Op 17-3-1757 wordt in de archieven van Wierden genoemd Berend Smit Olyslager te Vriezenveen dit ivm met een eerdere lening van zijn vader Engbert Smit Olyslager (d.d. 19-6-1730) aan Gerrit Smit en Henrikjen Abrahams, die dan het hypothecaire onderpand (een dagwerk hooiland gelegen in de Haar marke onder Wierden) in eigendom verkrijgt. Kennelijk heeft de lener de schuld niet volledig afgelost.
(Bron: RA Overijssel; Gericht Kedingen inv. nr. 3).

op 4 mei 1765 verkopen de erfgenamen van de weduwe van Jan Gerritsen Smelt, met name Jan Jonkman, Berent Engbers (gehuwd met Geertjen Smelt dv Gerrit Jansen Smelt’), Hindrikjen Gerrits Smelt en Jan Roelofsen, mede voor de overige kinderen en erfgenamen van de weduwe Jan Gerritsen Smelt een halve akker hooiland gelegen in het Eubenland voor 140 guldens aan Lukas Derks (bron: archief Schoutambt Vriezenveen, inv. nr. 2676 foto 485). Dit kan er op duiden dat de moeder Hendrikje Jansen eigenlijk Smelt moet hebben geheten van haar familienaam en een dochter moet zijn geweest van deze Jan Gerritsen Smelt.

Akte 30 juli 1793…draagt Berent Engberts Smit zijn kleren, zilver en goud over aan zijn dochter Frederika Berends Smit getrouwd aan
Mannes Coster (boekjes Jonker archief Vereniging Oud Vriezenveen XV,34).
Notities overlijdenBerent Engberts wordt nog genoemd met de volkstelling van 1795. Hij geeft dan de gezinssamenstelling aan. Als gezinshoofd staat vermeld Hendrik Boesschen. Op de lijst van geldgevers voor de verbouwing van de kerk uit 1801 komt Berent Engberts Smit niet meer voor. Hij zal dan waarschijnlijk zijn overleden.

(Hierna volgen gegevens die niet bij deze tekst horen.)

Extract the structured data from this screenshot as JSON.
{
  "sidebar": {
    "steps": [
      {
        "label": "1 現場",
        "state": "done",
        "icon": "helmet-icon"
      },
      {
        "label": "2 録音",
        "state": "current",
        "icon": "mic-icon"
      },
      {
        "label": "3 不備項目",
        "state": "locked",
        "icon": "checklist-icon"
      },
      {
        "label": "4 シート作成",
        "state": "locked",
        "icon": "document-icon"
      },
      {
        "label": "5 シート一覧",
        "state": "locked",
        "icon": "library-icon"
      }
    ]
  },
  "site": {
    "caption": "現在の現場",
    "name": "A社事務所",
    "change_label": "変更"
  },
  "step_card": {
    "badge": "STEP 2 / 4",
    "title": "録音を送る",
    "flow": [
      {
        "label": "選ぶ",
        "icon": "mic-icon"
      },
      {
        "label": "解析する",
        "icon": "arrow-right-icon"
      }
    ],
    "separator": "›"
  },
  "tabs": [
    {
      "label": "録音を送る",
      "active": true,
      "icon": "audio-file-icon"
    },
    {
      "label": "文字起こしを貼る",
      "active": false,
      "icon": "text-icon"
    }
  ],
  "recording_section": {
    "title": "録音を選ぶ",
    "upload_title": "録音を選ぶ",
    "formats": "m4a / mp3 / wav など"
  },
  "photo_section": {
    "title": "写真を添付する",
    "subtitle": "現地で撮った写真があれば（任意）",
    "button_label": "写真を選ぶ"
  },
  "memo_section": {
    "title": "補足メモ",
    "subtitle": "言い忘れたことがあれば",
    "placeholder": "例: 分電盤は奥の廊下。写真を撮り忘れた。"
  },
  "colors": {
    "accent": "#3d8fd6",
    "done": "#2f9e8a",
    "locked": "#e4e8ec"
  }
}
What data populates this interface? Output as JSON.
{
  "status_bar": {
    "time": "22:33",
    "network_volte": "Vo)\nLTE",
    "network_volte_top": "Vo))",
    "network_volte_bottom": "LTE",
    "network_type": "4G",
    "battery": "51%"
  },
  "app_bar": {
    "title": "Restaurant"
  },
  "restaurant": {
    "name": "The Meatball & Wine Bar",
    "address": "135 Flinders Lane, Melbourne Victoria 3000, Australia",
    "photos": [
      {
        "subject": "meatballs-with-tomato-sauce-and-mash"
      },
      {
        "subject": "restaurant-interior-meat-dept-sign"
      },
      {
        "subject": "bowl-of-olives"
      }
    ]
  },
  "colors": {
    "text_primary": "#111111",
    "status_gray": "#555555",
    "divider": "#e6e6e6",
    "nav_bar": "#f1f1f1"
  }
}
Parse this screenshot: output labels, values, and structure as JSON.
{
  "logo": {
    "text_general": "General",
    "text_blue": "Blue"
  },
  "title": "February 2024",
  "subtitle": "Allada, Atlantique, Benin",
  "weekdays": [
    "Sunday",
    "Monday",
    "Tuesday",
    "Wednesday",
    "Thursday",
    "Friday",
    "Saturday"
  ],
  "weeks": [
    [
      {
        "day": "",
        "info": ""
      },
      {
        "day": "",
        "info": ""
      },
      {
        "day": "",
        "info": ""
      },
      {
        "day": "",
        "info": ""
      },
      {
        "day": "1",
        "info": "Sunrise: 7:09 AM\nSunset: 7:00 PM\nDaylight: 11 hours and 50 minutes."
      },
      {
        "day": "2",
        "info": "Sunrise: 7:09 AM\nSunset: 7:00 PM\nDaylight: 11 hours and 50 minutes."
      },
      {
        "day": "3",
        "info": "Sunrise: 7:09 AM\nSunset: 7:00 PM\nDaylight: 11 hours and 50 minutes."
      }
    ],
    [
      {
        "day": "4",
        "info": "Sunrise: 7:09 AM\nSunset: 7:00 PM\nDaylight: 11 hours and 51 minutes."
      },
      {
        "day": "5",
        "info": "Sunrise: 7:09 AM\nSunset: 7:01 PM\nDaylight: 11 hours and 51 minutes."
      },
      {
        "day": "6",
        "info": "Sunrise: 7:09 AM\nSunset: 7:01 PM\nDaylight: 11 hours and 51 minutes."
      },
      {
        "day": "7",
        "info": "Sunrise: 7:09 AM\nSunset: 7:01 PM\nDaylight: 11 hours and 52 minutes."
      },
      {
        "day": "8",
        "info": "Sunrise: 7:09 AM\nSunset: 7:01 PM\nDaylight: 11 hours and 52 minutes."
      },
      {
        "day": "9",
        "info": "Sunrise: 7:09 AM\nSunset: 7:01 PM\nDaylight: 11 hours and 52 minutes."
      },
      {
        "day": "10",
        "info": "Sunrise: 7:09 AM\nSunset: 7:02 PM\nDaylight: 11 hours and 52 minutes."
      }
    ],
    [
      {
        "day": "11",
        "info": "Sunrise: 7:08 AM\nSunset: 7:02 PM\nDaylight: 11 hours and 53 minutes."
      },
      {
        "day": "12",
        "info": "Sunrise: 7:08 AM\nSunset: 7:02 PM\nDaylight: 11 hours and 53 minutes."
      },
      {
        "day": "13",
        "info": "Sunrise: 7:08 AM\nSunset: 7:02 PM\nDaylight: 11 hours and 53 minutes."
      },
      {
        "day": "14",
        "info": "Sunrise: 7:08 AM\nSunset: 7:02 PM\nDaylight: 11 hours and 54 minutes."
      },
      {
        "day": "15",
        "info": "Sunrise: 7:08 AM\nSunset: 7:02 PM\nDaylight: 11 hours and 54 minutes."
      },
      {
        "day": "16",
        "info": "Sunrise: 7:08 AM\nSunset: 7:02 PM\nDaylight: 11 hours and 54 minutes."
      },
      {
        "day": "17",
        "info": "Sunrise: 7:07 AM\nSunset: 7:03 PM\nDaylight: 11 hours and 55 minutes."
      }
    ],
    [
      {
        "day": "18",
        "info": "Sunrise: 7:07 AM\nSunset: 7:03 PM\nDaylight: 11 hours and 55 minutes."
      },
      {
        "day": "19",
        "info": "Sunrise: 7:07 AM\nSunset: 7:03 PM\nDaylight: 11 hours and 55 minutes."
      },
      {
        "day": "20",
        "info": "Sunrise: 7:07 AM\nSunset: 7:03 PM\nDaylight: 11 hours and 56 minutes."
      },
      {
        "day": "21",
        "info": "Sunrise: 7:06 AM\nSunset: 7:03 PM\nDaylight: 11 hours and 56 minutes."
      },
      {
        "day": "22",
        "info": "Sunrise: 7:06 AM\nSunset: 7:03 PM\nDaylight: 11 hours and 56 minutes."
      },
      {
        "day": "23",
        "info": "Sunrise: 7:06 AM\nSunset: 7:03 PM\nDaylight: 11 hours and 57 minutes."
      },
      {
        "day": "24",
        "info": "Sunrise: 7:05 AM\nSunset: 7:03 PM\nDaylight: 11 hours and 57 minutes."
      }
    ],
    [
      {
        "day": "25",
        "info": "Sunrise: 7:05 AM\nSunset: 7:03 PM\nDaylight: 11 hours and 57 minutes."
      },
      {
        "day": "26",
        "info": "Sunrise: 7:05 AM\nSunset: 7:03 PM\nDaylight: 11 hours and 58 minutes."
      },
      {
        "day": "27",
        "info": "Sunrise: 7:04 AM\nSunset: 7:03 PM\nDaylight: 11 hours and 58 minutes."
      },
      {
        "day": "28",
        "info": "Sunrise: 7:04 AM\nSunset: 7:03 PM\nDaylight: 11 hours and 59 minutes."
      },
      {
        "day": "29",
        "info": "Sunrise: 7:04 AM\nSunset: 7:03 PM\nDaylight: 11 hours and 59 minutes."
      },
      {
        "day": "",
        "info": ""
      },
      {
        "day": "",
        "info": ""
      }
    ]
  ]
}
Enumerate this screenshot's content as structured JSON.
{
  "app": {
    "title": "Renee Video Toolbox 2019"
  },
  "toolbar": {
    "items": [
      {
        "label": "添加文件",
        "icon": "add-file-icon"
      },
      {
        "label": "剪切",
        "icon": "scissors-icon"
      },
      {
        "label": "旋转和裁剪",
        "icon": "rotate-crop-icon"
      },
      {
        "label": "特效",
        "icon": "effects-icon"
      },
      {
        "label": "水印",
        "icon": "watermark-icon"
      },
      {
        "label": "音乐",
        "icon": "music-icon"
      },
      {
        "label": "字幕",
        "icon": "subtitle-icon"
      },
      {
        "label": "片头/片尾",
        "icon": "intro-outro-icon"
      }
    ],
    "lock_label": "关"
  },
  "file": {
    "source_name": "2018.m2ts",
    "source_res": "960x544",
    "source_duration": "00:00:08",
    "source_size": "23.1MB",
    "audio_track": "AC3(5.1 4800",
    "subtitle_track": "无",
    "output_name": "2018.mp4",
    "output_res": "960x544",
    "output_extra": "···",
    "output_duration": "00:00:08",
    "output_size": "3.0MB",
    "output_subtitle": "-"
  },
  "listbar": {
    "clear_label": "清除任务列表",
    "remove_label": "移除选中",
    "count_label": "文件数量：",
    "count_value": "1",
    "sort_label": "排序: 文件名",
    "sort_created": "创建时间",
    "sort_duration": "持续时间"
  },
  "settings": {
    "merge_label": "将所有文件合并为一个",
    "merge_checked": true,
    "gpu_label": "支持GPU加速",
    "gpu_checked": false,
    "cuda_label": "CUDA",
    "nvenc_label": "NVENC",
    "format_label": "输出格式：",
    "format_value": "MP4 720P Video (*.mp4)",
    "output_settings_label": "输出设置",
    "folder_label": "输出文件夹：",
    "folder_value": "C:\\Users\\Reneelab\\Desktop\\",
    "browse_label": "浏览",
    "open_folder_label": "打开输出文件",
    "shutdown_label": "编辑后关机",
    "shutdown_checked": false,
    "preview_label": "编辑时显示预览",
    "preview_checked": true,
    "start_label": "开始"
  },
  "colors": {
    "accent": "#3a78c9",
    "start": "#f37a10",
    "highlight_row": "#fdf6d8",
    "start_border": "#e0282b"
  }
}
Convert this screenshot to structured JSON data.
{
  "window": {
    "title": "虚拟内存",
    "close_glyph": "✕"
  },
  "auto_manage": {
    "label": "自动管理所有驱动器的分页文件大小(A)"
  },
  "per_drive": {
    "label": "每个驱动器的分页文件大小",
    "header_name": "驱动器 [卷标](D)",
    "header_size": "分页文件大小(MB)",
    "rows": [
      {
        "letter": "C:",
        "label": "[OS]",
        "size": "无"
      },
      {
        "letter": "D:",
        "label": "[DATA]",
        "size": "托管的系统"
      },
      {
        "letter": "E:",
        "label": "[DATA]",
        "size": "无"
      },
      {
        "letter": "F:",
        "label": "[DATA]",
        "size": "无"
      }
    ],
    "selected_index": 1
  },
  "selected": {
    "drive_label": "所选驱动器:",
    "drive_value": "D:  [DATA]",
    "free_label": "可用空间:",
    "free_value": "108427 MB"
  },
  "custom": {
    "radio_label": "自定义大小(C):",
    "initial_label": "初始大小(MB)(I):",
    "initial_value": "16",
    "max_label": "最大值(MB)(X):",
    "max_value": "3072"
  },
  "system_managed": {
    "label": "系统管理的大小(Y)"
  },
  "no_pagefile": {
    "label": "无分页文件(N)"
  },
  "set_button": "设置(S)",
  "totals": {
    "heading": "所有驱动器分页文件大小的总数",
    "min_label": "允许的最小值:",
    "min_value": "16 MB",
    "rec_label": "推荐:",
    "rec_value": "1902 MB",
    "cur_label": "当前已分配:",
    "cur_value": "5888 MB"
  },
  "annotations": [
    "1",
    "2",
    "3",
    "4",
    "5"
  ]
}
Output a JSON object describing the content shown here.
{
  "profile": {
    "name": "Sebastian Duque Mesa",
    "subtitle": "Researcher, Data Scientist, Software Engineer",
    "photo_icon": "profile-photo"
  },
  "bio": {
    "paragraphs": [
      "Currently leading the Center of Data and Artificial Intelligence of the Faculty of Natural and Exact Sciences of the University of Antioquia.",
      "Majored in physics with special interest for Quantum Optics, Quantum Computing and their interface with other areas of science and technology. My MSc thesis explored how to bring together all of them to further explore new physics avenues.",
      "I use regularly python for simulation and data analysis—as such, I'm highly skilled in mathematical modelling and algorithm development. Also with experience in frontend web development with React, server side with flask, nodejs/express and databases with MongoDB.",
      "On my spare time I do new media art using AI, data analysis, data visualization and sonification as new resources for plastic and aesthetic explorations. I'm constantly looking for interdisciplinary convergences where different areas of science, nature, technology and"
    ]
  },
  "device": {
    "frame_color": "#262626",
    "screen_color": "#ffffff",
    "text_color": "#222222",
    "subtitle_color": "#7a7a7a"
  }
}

30 juli 1793 maakt Berent Engberts Ollij Smit zijn testament. Aan zijn dochter Gerritdina en haar man Hendrik Boeschen vermaakt hij zijn vaste goederen en de oliemolen op voorwaarde dat zij aan Mannes Costers en diens vrouw 1200 gulden uitbetalen. De helft van het geld en obligaties komen de dochter van Gerritdina, genaamd Johanna Boeschen, toe. Zijn dochter Gerritdina Berents Smit zal gedurende haar leven hiervan de intrest trekken. De andere helft van geld en obligaties komen dochter Fredrika Berents Smit toe, gehuwd met Mannes Coster. Goud, zilver en linnen en wollen kleding dienen in gelijke proties onder de erfgenamen te worden verdeeld (bron: archief schoutambt Vriezenveen 2680 foto 549-550).

13-02-1801 gecompareerd: ten huize van Hendrik Boeschen, Berent Engberts die verklaart zijn testament van 30 juni 1793 te handhaven met die verandering dat het erfdeel dat de weduwe van Hendrik Boeschen toekwam, na haar eventuele overlijden zal vervallen aan Johanna Boesschen dochter van Hendrik Boeschen en Gerhardina Berends Smit en mocht Johanna Boeschen voor haar moeder komen te overlijden, dan zal het erfdeel toekomen aan de vrouw van Hermannus Coster genaamd Fredrika Berends Smit. Mocht testator komen te overlijden dan dient de erfenis direct onder het administratieve toezicht van Jan Engbers en Jan Koster gesteld te worden (bron: archief schoutambt Vriezenveen, inv. nr. 2681).